今はまだ、手駒として使える男を殺してなるものか。
「女神も、行方不明だと言うのだな」
怒りのおさまらぬまま、ラドゥラ・アインは鞘ごと剣を抜きゼガリアに投げつける。
「おそらくは地下街の氾濫で、流されたものと思われます」
身体を投げ出し、暗い窓に視線を這わせるラドゥラ・アインの横顔は、荒々しく削り取った石像のようだった。
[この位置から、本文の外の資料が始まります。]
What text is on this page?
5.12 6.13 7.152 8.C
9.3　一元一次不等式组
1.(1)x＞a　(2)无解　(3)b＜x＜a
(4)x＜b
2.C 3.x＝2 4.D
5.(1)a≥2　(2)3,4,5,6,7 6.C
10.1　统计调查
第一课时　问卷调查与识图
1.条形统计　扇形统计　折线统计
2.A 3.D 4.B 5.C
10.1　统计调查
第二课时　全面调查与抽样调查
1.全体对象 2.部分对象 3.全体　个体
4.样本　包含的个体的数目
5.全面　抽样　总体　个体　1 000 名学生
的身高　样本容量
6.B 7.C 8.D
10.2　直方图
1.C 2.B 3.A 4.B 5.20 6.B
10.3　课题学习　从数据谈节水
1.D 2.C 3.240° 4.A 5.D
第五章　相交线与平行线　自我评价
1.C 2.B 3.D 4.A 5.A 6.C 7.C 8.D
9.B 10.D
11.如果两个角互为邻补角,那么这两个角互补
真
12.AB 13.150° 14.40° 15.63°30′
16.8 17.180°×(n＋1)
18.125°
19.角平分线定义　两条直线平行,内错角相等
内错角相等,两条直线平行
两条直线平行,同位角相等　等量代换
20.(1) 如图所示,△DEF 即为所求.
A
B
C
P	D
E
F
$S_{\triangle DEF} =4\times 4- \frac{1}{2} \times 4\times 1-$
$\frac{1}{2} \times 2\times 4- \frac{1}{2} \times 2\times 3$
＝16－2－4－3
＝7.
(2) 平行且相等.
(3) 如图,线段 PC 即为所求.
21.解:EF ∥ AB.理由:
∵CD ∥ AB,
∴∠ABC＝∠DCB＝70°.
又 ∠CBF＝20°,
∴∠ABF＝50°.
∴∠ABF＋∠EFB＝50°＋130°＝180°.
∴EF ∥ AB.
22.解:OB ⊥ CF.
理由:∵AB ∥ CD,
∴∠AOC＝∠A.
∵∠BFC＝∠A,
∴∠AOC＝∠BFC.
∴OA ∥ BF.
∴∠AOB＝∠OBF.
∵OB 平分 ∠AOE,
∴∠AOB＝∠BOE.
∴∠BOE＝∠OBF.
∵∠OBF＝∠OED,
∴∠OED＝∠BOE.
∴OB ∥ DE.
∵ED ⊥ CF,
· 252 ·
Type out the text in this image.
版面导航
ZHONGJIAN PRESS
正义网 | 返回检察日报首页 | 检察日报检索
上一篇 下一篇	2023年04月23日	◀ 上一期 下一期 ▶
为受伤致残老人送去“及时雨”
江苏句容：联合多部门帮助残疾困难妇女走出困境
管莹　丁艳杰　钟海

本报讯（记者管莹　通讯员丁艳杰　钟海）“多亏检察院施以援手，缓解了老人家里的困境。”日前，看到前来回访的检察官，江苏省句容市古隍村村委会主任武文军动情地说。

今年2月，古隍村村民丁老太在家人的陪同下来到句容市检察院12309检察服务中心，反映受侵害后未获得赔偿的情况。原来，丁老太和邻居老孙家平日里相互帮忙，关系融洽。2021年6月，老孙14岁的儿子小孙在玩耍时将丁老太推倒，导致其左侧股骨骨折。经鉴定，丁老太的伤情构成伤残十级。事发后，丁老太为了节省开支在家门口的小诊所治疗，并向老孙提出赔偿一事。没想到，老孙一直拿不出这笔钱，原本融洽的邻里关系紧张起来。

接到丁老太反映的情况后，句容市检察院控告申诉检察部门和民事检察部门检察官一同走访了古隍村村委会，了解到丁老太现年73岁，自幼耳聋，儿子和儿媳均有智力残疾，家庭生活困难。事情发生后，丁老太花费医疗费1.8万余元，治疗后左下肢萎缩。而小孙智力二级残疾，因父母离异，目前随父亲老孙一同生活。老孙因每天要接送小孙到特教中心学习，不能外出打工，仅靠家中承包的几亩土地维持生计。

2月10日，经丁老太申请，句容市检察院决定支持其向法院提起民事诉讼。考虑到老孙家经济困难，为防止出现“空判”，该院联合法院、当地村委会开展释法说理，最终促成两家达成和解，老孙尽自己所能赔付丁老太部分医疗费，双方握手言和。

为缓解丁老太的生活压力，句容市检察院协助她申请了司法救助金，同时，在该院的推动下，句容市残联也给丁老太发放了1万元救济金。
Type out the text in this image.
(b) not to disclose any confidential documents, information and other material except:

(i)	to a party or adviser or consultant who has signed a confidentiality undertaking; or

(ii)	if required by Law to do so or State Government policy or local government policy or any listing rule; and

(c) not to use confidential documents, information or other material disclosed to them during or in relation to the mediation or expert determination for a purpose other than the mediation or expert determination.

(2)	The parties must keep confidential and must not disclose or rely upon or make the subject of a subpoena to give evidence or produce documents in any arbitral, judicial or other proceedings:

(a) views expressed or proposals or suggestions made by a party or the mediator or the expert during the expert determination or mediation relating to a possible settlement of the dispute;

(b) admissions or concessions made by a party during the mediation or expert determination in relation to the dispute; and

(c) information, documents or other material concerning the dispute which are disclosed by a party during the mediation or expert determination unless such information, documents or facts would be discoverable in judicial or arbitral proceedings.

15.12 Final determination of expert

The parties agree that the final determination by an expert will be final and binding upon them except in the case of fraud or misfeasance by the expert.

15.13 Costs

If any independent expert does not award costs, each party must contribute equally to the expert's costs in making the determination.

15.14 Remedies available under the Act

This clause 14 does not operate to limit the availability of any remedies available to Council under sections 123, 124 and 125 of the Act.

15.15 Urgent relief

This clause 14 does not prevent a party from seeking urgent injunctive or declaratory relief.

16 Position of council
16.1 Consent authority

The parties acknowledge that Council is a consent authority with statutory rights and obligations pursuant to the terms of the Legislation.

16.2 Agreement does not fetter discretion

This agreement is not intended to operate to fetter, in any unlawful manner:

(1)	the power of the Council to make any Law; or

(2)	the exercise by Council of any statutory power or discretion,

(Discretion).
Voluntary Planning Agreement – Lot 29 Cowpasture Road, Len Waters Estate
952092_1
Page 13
「もう良い! 今さら見つかろうが、何の役にも立たぬわ。女神も 聖王も 聖太子も ルーヴィルも。 こうなったら、なんとしても四宝を手に入れ、わしが地の者の王とならねば」
ゼガリアの目に映るのは、一気に転落しようとしている男の断末魔だ。
「手に入れよ。 四宝のすべてを 集めさせろ」
*☆*☆*
竪穴を登りきる前に、梯子は狭い横穴で終わっていた。
相当な距離を覚悟していただけに、三人は胸をなでおろした。
「どこへ、つながっているんだ?」
ヤムの問いに、ヴァンキーは肩をすくめる。
「まさか、敵の息子を案内するとはな」
うんざりした様子に、ルーヴィルが鼻を鳴らした。
「邪魔が入る前に、老師と会ってくれ。そうでないと、仲間われのもとだ」
急かされて、長い坂道を駆け上がる。
息切れするレイアを抱え、やっとたどり着いた扉の向こうは、垂れ布で仕切られた小部屋になっていた。
草で編んだ敷物から立ち上がり、痩せた老人が微笑む。
「久しいな。レイア」
「サー・レイン… 老師さま」
穏やかな仕草で、老師はレイアを懐にいざなった。
「みなは 元気にしているか?」
うなづくレイアの頬に、涙がつたった。
「老師も、お元気そうで 安心しました」
扉を背に、ヴァンキーは老師に向かい軽く頭を下げた。
「そうだな、時間がない」
レイアを離し、老師は顔を覗き込む。
無理に涙を飲み込んで、レイアも顔を上げた。
「やっと、みなの意見がひとつになりました。天空の都は、地上を離れます。そして、星海の奥へとまいります。もう、二度と地上へは戻りません。そう、決まりました」
深く息を吐き、重荷を下ろしたように老師は笑んだ。
一抹の寂しさと、わずかな落胆が混じりあったような笑み。
「では、四宝もおおかたの役割を終えたか」
ギョッと息を呑むヴァンキーに、老師は首を振る。
「そのほうが良い。争いと分裂の種になるよりは。そう思わぬか、ヴァンキー」
返事に詰まったヴァンキーへ、レイアは厳しい表情を向ける。
「四宝は、あなた方の考えているようなものではありません。あれは、天空の都にいた人々の、傲慢な思いが形となった物。争いと災いからなる物です。四宝を発動させても、もはやヒリングハムの扉は開かない。ただ、もしかして地の者の王が、世界の救済を望むなら、滅ぼされた民の末裔に、希望が射すかもしれないけれど」
かすかに、奥へ続く扉から、せわしない足音が伝わってきた。
「誰か 来る。 急いでっ」
ヴァンキーの一声に、老師は今一度レイアを懐に抱いた。
「ともに、旅立つか」
「いいえ、わたくしは残ります。ですから、生きてさえあれば いつか」
「そうか」
ひたとルーヴィルを見つめ、老師はレイアを押しやった。
「若者よ、我らの宝を託す。 守ってくれ」
頷いて、ルーヴィルはレイアを引き寄せた。
「ここは おれがなんとかする。 ふたりを頼む」
行け、と手を振るヴァンキーに、ヤムは力強く頷いた。